On our way back to the hotel, we entered a farm bearing a placard with the alluring inscription: “New Milk.” The hostess, a fat negress with an orange kerchief tied round her head, ran up to us, smiling and shewing two rows of very white teeth in a very black face. She offered tea with excellent cream and bread and butter.

We dined in haste at the hotel and walked to the quay, where we took the steam-launch belonging to the hotel to be transported to the Melbourne. I felt at home when I stepped over her familiar side. Some of the old faces were among the crew, and the head steward was the same.

At four o’clock in the afternoon we were on our way to Saigon. The steward told me that amongst the passengers on board we had Theo, the well-known French actress, accompanied by her maid, a pretty mulatto-girl, dressed in a yellow and red striped cotton frock, with a silk kerchief on her head. The dark charms of this dusky maiden conquered the hearts of a great number of the crew. European fashions reach these remote parts. Sergy’s neighbour at table, a Japanese young lady, very tall for her Liliputian race, had discarded the kimono and wears the white woman’s tailor-made dress. Many of the men in Japan get their clothes from London, as their wives do from Paris. What a pity! Soon there will be no special customs or dress left. We shall all be exactly alike.

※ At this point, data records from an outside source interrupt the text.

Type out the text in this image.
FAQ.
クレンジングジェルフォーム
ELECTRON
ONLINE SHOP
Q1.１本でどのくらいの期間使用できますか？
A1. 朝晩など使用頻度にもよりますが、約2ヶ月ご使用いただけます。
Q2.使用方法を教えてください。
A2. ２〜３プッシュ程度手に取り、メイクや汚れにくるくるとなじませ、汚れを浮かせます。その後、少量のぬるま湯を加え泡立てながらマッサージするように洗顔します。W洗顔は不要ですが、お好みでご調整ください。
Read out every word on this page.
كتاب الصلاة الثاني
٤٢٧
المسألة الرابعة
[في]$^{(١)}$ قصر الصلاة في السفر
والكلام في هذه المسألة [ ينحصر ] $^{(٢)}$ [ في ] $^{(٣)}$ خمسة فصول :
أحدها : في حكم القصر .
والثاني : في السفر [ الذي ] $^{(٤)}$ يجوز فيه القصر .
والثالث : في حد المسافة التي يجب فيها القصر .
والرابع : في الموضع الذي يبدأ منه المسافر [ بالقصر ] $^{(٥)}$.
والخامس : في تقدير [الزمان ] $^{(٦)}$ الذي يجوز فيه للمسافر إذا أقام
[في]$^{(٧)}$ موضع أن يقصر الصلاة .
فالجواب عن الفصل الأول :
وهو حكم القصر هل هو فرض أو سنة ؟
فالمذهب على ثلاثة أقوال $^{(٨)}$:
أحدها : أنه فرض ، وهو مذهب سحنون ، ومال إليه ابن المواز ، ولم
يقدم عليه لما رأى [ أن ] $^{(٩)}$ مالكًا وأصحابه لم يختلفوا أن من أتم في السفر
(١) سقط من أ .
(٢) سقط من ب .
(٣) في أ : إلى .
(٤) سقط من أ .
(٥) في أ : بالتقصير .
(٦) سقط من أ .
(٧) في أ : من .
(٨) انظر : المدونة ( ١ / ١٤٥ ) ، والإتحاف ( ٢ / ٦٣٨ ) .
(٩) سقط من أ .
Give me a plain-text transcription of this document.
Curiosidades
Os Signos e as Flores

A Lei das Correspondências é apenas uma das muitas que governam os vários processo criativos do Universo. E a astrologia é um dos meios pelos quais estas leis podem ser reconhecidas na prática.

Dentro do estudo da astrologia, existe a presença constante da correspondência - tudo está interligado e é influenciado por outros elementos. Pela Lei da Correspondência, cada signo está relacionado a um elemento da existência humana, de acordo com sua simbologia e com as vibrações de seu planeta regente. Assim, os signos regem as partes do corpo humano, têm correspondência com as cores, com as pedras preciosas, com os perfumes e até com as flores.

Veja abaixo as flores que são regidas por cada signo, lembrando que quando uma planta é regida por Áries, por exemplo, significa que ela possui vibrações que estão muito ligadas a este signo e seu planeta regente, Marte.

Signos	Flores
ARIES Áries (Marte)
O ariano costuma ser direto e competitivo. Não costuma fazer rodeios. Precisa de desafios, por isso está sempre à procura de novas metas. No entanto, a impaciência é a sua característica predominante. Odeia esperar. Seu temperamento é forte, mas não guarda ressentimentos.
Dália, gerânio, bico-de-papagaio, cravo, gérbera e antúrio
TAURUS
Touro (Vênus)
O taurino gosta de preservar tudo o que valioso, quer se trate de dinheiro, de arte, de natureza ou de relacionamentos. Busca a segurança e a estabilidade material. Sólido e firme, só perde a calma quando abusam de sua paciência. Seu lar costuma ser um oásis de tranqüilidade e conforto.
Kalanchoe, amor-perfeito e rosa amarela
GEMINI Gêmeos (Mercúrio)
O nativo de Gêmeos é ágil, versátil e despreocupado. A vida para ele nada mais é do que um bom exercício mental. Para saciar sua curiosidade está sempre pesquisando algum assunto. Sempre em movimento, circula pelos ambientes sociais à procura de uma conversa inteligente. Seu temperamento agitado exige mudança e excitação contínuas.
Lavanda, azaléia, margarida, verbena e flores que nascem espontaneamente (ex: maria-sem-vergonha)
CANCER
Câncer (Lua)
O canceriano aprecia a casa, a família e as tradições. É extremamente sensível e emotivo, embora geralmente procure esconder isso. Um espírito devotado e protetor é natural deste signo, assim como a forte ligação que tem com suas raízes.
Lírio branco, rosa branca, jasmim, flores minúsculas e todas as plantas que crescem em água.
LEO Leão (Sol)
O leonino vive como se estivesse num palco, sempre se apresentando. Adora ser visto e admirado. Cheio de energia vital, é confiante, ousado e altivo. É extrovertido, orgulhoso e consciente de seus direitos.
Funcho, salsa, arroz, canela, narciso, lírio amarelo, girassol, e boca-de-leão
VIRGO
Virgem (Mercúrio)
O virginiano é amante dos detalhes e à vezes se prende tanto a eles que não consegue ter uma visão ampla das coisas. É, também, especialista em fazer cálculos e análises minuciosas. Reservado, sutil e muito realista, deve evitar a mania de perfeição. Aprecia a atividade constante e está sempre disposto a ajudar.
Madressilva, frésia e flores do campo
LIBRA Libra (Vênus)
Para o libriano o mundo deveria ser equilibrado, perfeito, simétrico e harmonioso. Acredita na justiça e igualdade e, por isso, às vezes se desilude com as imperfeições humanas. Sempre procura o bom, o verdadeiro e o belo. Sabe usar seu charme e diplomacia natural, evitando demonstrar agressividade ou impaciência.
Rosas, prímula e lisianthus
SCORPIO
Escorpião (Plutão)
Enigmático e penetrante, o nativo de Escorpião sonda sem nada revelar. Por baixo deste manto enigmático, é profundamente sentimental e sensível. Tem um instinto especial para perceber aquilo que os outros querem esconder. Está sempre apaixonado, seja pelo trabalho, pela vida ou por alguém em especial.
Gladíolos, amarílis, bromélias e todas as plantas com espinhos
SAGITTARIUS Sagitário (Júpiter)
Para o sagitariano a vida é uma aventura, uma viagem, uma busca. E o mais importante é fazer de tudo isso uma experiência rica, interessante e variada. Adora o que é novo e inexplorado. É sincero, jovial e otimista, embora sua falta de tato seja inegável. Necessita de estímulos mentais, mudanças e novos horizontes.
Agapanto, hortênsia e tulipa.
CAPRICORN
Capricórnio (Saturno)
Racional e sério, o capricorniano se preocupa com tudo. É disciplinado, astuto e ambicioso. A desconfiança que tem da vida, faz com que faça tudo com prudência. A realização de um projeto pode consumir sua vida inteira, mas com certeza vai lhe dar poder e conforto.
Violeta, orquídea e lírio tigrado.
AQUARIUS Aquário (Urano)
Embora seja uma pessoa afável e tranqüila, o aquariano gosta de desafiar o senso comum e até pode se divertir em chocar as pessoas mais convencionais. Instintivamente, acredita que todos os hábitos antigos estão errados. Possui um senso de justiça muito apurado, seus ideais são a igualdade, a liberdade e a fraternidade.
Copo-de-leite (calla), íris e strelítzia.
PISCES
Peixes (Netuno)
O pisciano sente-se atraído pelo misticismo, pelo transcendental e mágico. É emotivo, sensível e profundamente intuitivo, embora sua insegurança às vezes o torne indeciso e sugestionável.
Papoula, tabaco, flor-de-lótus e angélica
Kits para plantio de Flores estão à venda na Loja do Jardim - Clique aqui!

October 5th.—The atmosphere in my cabin being unbearable, I settled down on deck, seeking refuge under an awning, with books and work, and stretched myself comfortably in my own bamboo-chair that I had bought at Hong-Kong. By my side a Portuguese girl read aloud Psalms to a group of nuns wearing white caps floating in the air, whilst her friend, a Chinese girl, did needlework. The Good Sisters had recruited both girls into their Order. They sat telling their rosaries, their lips reverently framing words of prayer; I could hear the click of their beads. The opposite side of the deck was occupied by a Chinese school, a class of about thirty little boys, their long tresses entwined with pink ribbon. The teacher stood at one end of the rank and sang a single line of his lessons, and all the children sang it after him. Then came the second line, and they repeated it.

October 6th.—The coasts of Annam are outlined on the horizon. Dark grey clouds, precursors of rain, sweep rapidly, driven by the wind which had risen suddenly, and one of these tempests of the equinox came to fall upon us. The squall lasted only a few minutes, but we couldn’t go on the deck, which was drenched by the deluge.

October 7th.—I couldn’t sleep the whole night for the heat. The temperature continues to rise; as soon as the sun gets up it is already scorching. The tropics are making themselves strongly felt. We are only 600 miles from the equator.

Towards midnight the steward knocked at my door, begging me to close the portholes in order to give room to the rope-ladder for the pilot. We are at the mouth of the river Saigon. The tide was already too low for us to enter the harbour, and we anchored outside.

October 8th.—We are moving on at last, making great windings on the river which is very narrow in these parts. All the passengers were on deck. The banks are flat, planted with high palms. Insolent black-faced monkeys gambol on the tree-tops and chat vivaciously as they scamper from branch to branch, making grimaces at us. Birds of all the colour of the rainbow are perched on the branches. One of the passengers assured me that he had perceived a crocodile, but strain my eyes as I might, I could not see the monster.